The report notes that:
"Fair dealing in copyright is unclear, for example, and often left open to interpretation by rights-holders and users alike. Attempts by private firms to define fair dealing has increased risks that certain actions that have previously been thought of by citizens as ‘fair’ are now restricted. In particular, there are demonstrable problems with contracts and licences and, in enforcing these, DRM tools. This report argues that this has serious implications for society in general, but in particular, negatively impacts people with accessibility
issues, academic researchers, archivists, and consumers where problems arise with interoperability and access."
If a law is an ass, if a law is perceived to be unfair, people are going to lose respect for the law, and cease to obey it - and that's the start of the thin end of the wedge. Outdated copyright laws that aren't appropriate for modern times need to be updated so as to maintain a fair balance of interests between producers and consumers.

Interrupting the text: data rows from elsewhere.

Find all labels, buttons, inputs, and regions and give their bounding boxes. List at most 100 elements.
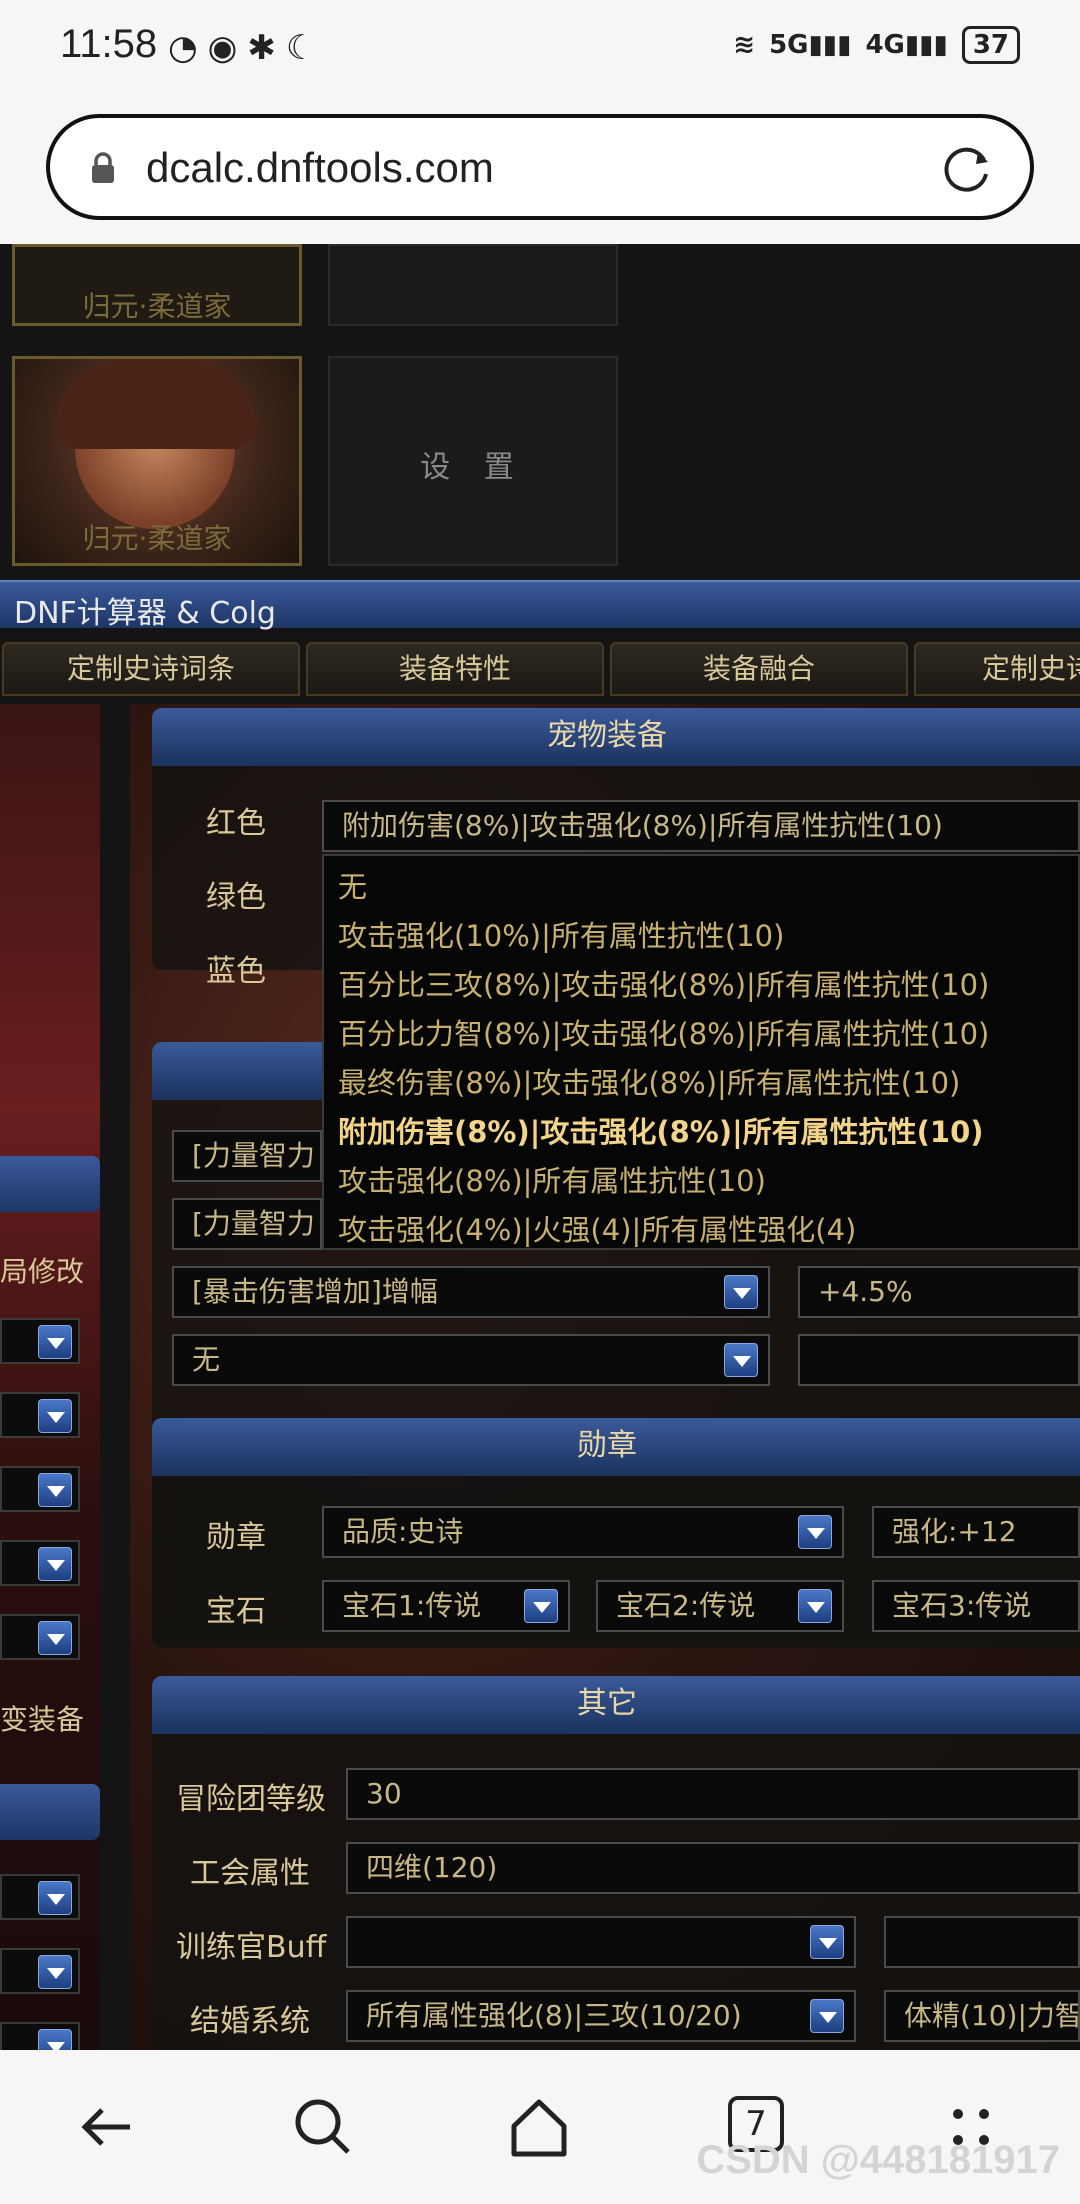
- dropdown-option[interactable]: 攻击强化(8%)|所有属性抗性(10): [338, 1158, 766, 1200]
- status-icons-right: ≋ 5G▮▮▮ 4G▮▮▮ 37: [733, 26, 1020, 64]
- trainer-buff-extra[interactable]: [884, 1916, 1080, 1968]
- character-name: 归元·柔道家: [82, 290, 232, 323]
- label-green: 绿色: [206, 880, 266, 915]
- buff-select[interactable]: [力量智力: [172, 1198, 322, 1250]
- app-title-bar: DNF计算器 & Colg: [0, 580, 1080, 631]
- left-select[interactable]: [0, 1466, 80, 1512]
- left-panel-header: [0, 1156, 100, 1212]
- gem2-value: 宝石2:传说: [616, 1589, 756, 1622]
- signal-4g-icon: 4G▮▮▮: [865, 30, 948, 60]
- character-name: 归元·柔道家: [82, 522, 232, 555]
- status-bar: 11:58 ◔ ◉ ✱ ☾ ≋ 5G▮▮▮ 4G▮▮▮ 37: [0, 0, 1080, 96]
- buff-amount-field[interactable]: [798, 1334, 1080, 1386]
- adventure-level-input[interactable]: 30: [346, 1768, 1080, 1820]
- medal-quality-value: 品质:史诗: [342, 1515, 464, 1548]
- buff-select-value: 无: [192, 1343, 221, 1376]
- chevron-down-icon: [38, 1955, 72, 1989]
- browser-toolbar: dcalc.dnftools.com: [0, 96, 1080, 244]
- home-icon[interactable]: [504, 2092, 574, 2162]
- dropdown-option[interactable]: 百分比三攻(8%)|攻击强化(8%)|所有属性抗性(10): [338, 962, 989, 1004]
- left-select[interactable]: [0, 1874, 80, 1920]
- search-icon[interactable]: [288, 2092, 358, 2162]
- label-blue: 蓝色: [206, 954, 266, 989]
- section-title: 宠物装备: [152, 708, 1080, 766]
- red-pet-select[interactable]: 附加伤害(8%)|攻击强化(8%)|所有属性抗性(10): [322, 800, 1080, 852]
- url-text: dcalc.dnftools.com: [146, 144, 494, 191]
- chevron-down-icon: [38, 1399, 72, 1433]
- address-bar[interactable]: dcalc.dnftools.com: [46, 114, 1034, 220]
- dropdown-option[interactable]: 百分比力智(8%)|攻击强化(8%)|所有属性抗性(10): [338, 1011, 989, 1053]
- chevron-down-icon: [38, 1473, 72, 1507]
- empty-slot-top: [328, 244, 618, 326]
- left-select[interactable]: [0, 1948, 80, 1994]
- gem1-value: 宝石1:传说: [342, 1589, 482, 1622]
- browser-nav-bar: 7 CSDN @448181917: [0, 2050, 1080, 2204]
- left-select[interactable]: [0, 1392, 80, 1438]
- label-adventure-level: 冒险团等级: [176, 1782, 326, 1817]
- dropdown-option[interactable]: 攻击强化(10%)|所有属性抗性(10): [338, 913, 784, 955]
- buff-select[interactable]: [暴击伤害增加]增幅: [172, 1266, 770, 1318]
- marriage-select[interactable]: 所有属性强化(8)|三攻(10/20): [346, 1990, 856, 2042]
- medal-quality-select[interactable]: 品质:史诗: [322, 1506, 844, 1558]
- tab-equipment-traits[interactable]: 装备特性: [306, 642, 604, 696]
- chevron-down-icon: [38, 1621, 72, 1655]
- left-select[interactable]: [0, 1614, 80, 1660]
- guild-select[interactable]: 四维(120): [346, 1842, 1080, 1894]
- back-icon[interactable]: [72, 2092, 142, 2162]
- chevron-down-icon: [810, 1925, 844, 1959]
- speedometer-icon: ◔: [168, 28, 198, 68]
- tab-custom-epic-entry[interactable]: 定制史诗词条: [2, 642, 300, 696]
- pet-dropdown-list: 无 攻击强化(10%)|所有属性抗性(10) 百分比三攻(8%)|攻击强化(8%…: [322, 854, 1080, 1250]
- label-medal: 勋章: [206, 1520, 266, 1555]
- dropdown-option[interactable]: 最终伤害(8%)|攻击强化(8%)|所有属性抗性(10): [338, 1060, 960, 1102]
- chevron-down-icon: [38, 1881, 72, 1915]
- label-trainer-buff: 训练官Buff: [176, 1930, 327, 1965]
- gem3-select[interactable]: 宝石3:传说: [872, 1580, 1080, 1632]
- signal-5g-icon: 5G▮▮▮: [769, 30, 852, 60]
- marriage-extra-select[interactable]: 体精(10)|力智: [884, 1990, 1080, 2042]
- tab-custom-epic[interactable]: 定制史诗: [914, 642, 1080, 696]
- left-select[interactable]: [0, 1540, 80, 1586]
- gem2-select[interactable]: 宝石2:传说: [596, 1580, 844, 1632]
- gem1-select[interactable]: 宝石1:传说: [322, 1580, 570, 1632]
- lock-icon: [92, 152, 114, 183]
- chevron-down-icon: [798, 1515, 832, 1549]
- reload-icon[interactable]: [940, 142, 994, 196]
- left-select[interactable]: [0, 2022, 80, 2050]
- tab-equipment-fusion[interactable]: 装备融合: [610, 642, 908, 696]
- section-title: 勋章: [152, 1418, 1080, 1476]
- left-panel-background: [0, 704, 100, 2050]
- eye-icon: ◉: [207, 28, 238, 68]
- character-card[interactable]: 归元·柔道家: [12, 356, 302, 566]
- character-card-top[interactable]: 归元·柔道家: [12, 244, 302, 326]
- label-guild: 工会属性: [190, 1856, 310, 1891]
- wifi-icon: ≋: [733, 30, 756, 60]
- buff-select-value: [暴击伤害增加]增幅: [192, 1275, 438, 1308]
- buff-select[interactable]: [力量智力: [172, 1130, 322, 1182]
- bluetooth-icon: ✱: [247, 28, 276, 68]
- buff-select[interactable]: 无: [172, 1334, 770, 1386]
- left-panel-header: [0, 1784, 100, 1840]
- chevron-down-icon: [724, 1343, 758, 1377]
- chevron-down-icon: [798, 1589, 832, 1623]
- chevron-down-icon: [724, 1275, 758, 1309]
- left-select[interactable]: [0, 1318, 80, 1364]
- settings-button[interactable]: 设 置: [328, 356, 618, 566]
- dropdown-option[interactable]: 攻击强化(4%)|火强(4)|所有属性强化(4): [338, 1207, 856, 1249]
- left-panel-text: 变装备: [0, 1703, 85, 1736]
- chevron-down-icon: [810, 1999, 844, 2033]
- web-page: 归元·柔道家 归元·柔道家 设 置 DNF计算器 & Colg 定制史诗词条 装…: [0, 244, 1080, 2050]
- medal-enhance-select[interactable]: 强化:+12: [872, 1506, 1080, 1558]
- app-title: DNF计算器 & Colg: [14, 596, 276, 631]
- buff-amount-field[interactable]: +4.5%: [798, 1266, 1080, 1318]
- settings-label: 设 置: [420, 450, 526, 485]
- dropdown-option-selected[interactable]: 附加伤害(8%)|攻击强化(8%)|所有属性抗性(10): [338, 1109, 984, 1151]
- label-red: 红色: [206, 806, 266, 841]
- dropdown-option[interactable]: 无: [338, 864, 367, 906]
- character-hair: [55, 359, 255, 449]
- left-panel-text: 局修改: [0, 1255, 85, 1288]
- trainer-buff-select[interactable]: [346, 1916, 856, 1968]
- chevron-down-icon: [38, 1325, 72, 1359]
- battery-icon: 37: [961, 26, 1020, 64]
- chevron-down-icon: [38, 1547, 72, 1581]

"The report’s key recommendations include:
Developing a model of IP policy that places knowledge as a public resource first and private asset second and promotes recognition of the overall coherence of this model. We argue that this should not be perceived as ‘anti-business’; instead it will deliver both cultural and economic benefits and will underline the economic importance of IP protection as benefiting the rights holder in order to ultimately benefit the public.
Creating as strong a political voice for public domain as currently exists for other interests. This is not to diminish the claims of these other interests, but to ensure the full picture – in both the short and long term – is taken into account to enable effective policy development. We assert that high quality public domain is both a cultural and an economic good and that the Government should make steps to develop and defend it, through initiating the establishment of a UK Centre for Public Domain.
Providing better legal protection to ensure that consumers, librarians, archivists and commercial researchers can pursue non-commercial objectives without fear of recrimination.
● Assisting small and medium-sized enterprises (SMEs) and individual creators to better utilise the IP system, by creating cheaper routes to enforcing IP rights and reforming the process of registering patents on a European level.
● Renewing the Patent Office with a wider mission that encompasses the public interest and takes a lead in promoting and undertaking research to assess the effectiveness of public policy in this area."

I especially support the bits I've put in bold, not surprisingly. I say again, the UK's copyright laws just aren't suitable for the digital age, and don'need to strike a fair balance between copyright holders on the one hand and consumers and society as a whole on the other.

There are positive signs that the world is finally moving in the right direction, e.g. in Canada the CEO of telecomms company Telus being reported as publicly recognising that the copyright regime no longer struck a fair balance between creators and consumers, and the call for an international treaty on Access to Knowledge or A2K (info mainly via Quicklinks).

Other recent developments

I've updated my previous post to include mention of the IPPR report and also some other recent developments where UK governmental bodies are considering and possibly thinking of changing the law in the UK to deal with digital or internet issues, which I won't repeat here, e.g.

No to software patents

Hooray. Out-law reports that in August 2006 the UK Court of Appeal refused to grant a patent for certain software, in the case of Aerotel (Neal Macrossan). The report says the court "ruled that Macrossan's invention was both a business method and a computer program and therefore not patentable."

So it's now clear that we won't be following the US line, hopefully. Patenting software can stifle development, in the view of many (including me).